Monday, June 4, 2012

The Giving Voice Blogfest: "Hear Me"

Here's a little piece of flash fiction for the Giving Voice Blogfest, hosted by Madeleine Maddocks.  I decided I wanted to portray the pain of a young person who is already going through one of the most confusing times of her life.  Her difficulty with speech magnifies her pain and confusion.

I'm calling it: "Hear Me."

*               *               *               *               *

 “Oh look!  It’s A . . .an. . .an. . .a . . . anna!” 

Anna looked up to see Derek and Brendan.  Derek was the tallest guy in the seventh grade.  His speech, though forcefully broken, sounded perfectly clear.  He thought he was hilarious, but he never struggled to communicate.   His classmates, thinking he was funny and charming, loved him.

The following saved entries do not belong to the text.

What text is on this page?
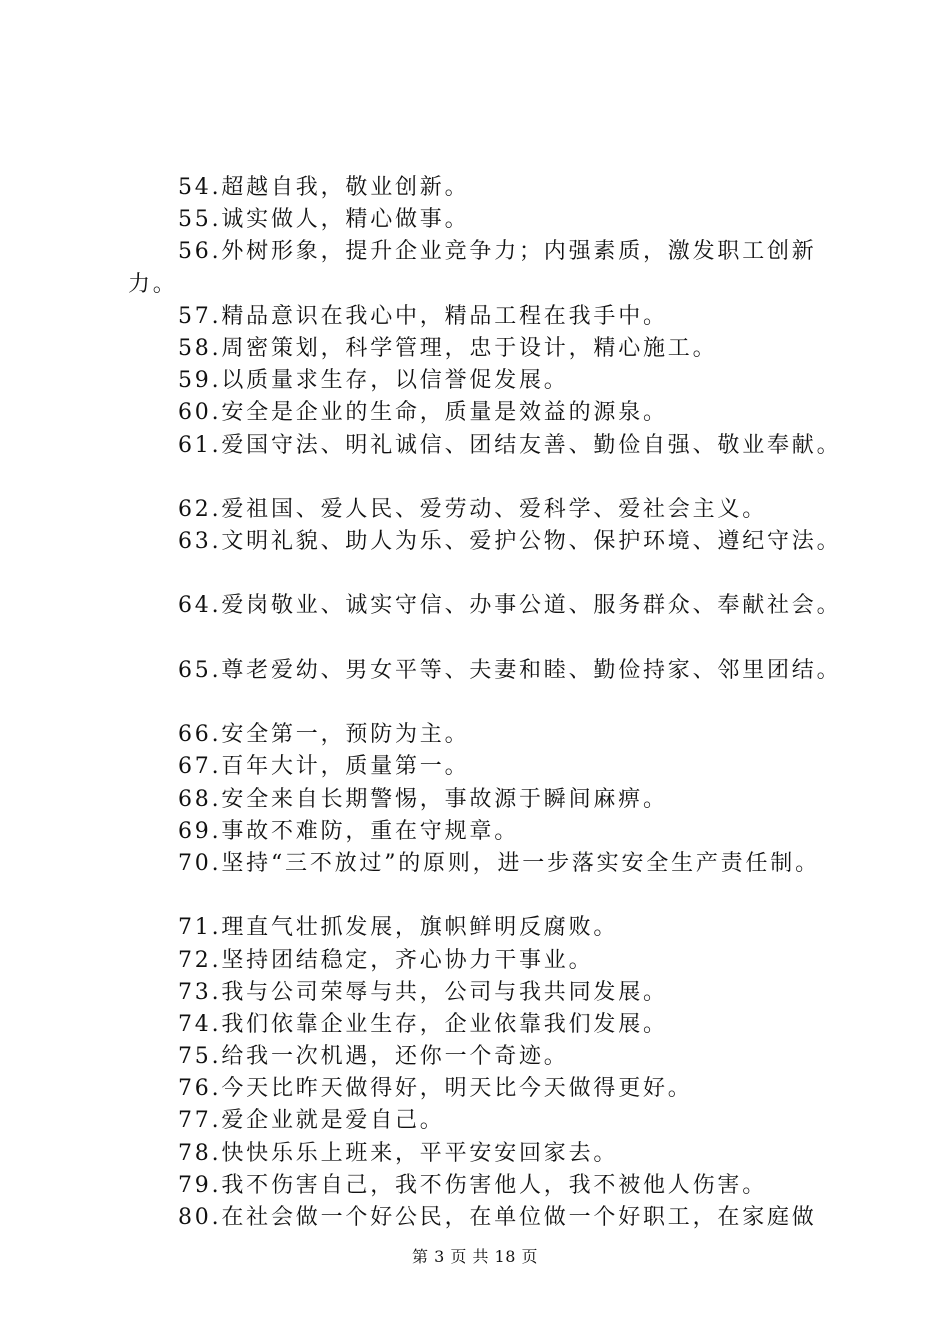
54.超越自我，敬业创新。
55.诚实做人，精心做事。
56.外树形象，提升企业竞争力；内强素质，激发职工创新
力。
57.精品意识在我心中，精品工程在我手中。
58.周密策划，科学管理，忠于设计，精心施工。
59.以质量求生存，以信誉促发展。
60.安全是企业的生命，质量是效益的源泉。
61.爱国守法、明礼诚信、团结友善、勤俭自强、敬业奉献。
62.爱祖国、爱人民、爱劳动、爱科学、爱社会主义。
63.文明礼貌、助人为乐、爱护公物、保护环境、遵纪守法。
64.爱岗敬业、诚实守信、办事公道、服务群众、奉献社会。
65.尊老爱幼、男女平等、夫妻和睦、勤俭持家、邻里团结。
66.安全第一，预防为主。
67.百年大计，质量第一。
68.安全来自长期警惕，事故源于瞬间麻痹。
69.事故不难防，重在守规章。
70.坚持“三不放过”的原则，进一步落实安全生产责任制。
71.理直气壮抓发展，旗帜鲜明反腐败。
72.坚持团结稳定，齐心协力干事业。
73.我与公司荣辱与共，公司与我共同发展。
74.我们依靠企业生存，企业依靠我们发展。
75.给我一次机遇，还你一个奇迹。
76.今天比昨天做得好，明天比今天做得更好。
77.爱企业就是爱自己。
78.快快乐乐上班来，平平安安回家去。
79.我不伤害自己，我不伤害他人，我不被他人伤害。
80.在社会做一个好公民，在单位做一个好职工，在家庭做
第 3 页 共 18 页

Anger boiled inside her.  She gripped her faded jeans with both hands, ignoring the pain of her fingernails digging into her flesh.  The cool stone of the squat fence on which she sat soaked through the thin denim.  Her eyes briefly flitted over to Brendan, who stood by quietly, strategically looking at some indistinguishable point in the distance.

“Do you want to say something?” Derek prodded.  His brown eyes were wide as he challenged her.  “Come on.  Just spit it out.  I have a couple of hours to kill.”

There were a lot of things Anna wished she could tell him.  There were a lot of things she wanted to tell Brendan too, but she didn’t dare.  Her words would only come out twisted, and the brokenness of her heartfelt words would only be turned against her.  Tears filled her eyes.

“What’s wrong?  Did your speech therapist get tired of waiting for you to finish a sentence?”

That would never happen.  Anna found some small comfort in that.  She slowly slid her hand up a couple of inches until she felt the reassuring rectangle of her little notepad.  There was one thing, other than Dr. Frost, that she could count on.  When she needed to get it all out, writing it down was the one foolproof outlet she had.

“Come on, we need to get going,” Brendan said.  “Stew’s waiting.”  His eyes awkwardly danced away from hers.

When Anna was alone again, she pulled out the little book and opened it to her favorite page.  She remembered the day when she was sitting in an empty classroom.  She was writing this poem.

Could you hear me?
The sounds in my heart
spill into the world
out of control.
Can you learn to understand
my pain?

Brendan came in to grab something, and noticing her there, he leaned over her shoulder.  She froze, expecting the worst.  Instead, he took her pencil and wrote in the margin.

“This is pretty.  People don’t always hear me either.”


  1. I can relate to this. I have a friend I grew up with who had a sister who was partially (and legally) deaf. Her speech was poor and she didn't really learn to start talking until she was 5 because of cerebral palsy. In fact, her pain is quenched in the form of alcohol to this day...if she is still alive.

    Nice. Again, I can relate.

  2. Bravo, I loved this piece! I'm thrilled that you mention the Speech & Language therapist. It has a satsifying ending that while your MC is taunted by others who fail to tolerate her difficulties, there's someone out there who understands her pain.

  3. Gorgeous story - really captures the MC's isolation - cruelly accurate quips from the boys - excellent last line - poignant, yet uplifting. Thanks for this :-)

  4. Fantastic story! Great characters and the last line was very fitting.

  5. Beautiful story! I loved the ending.

  6. Oh, that's so touching. Good job with this story.

  7. This was moving and beautifully written.

  8. I'm glad this had a happy ending. I felt her frustration through and through

  9. Awww, so beautiful. It made me want to cry! I loved this story.

    There is an award for you on my blog, feel free to stop by sometime to pick it up! :)


  10. There's something that's both really satisfying and not at all about the way this's like there's more story to be told, and I want to know what it is. You captured Anna so well, L.G. - it was a pleasure getting to know her, however briefly.
    Some Dark Romantic

  11. Evocative; expressive. Quite a story wrapped up in this short excerpt.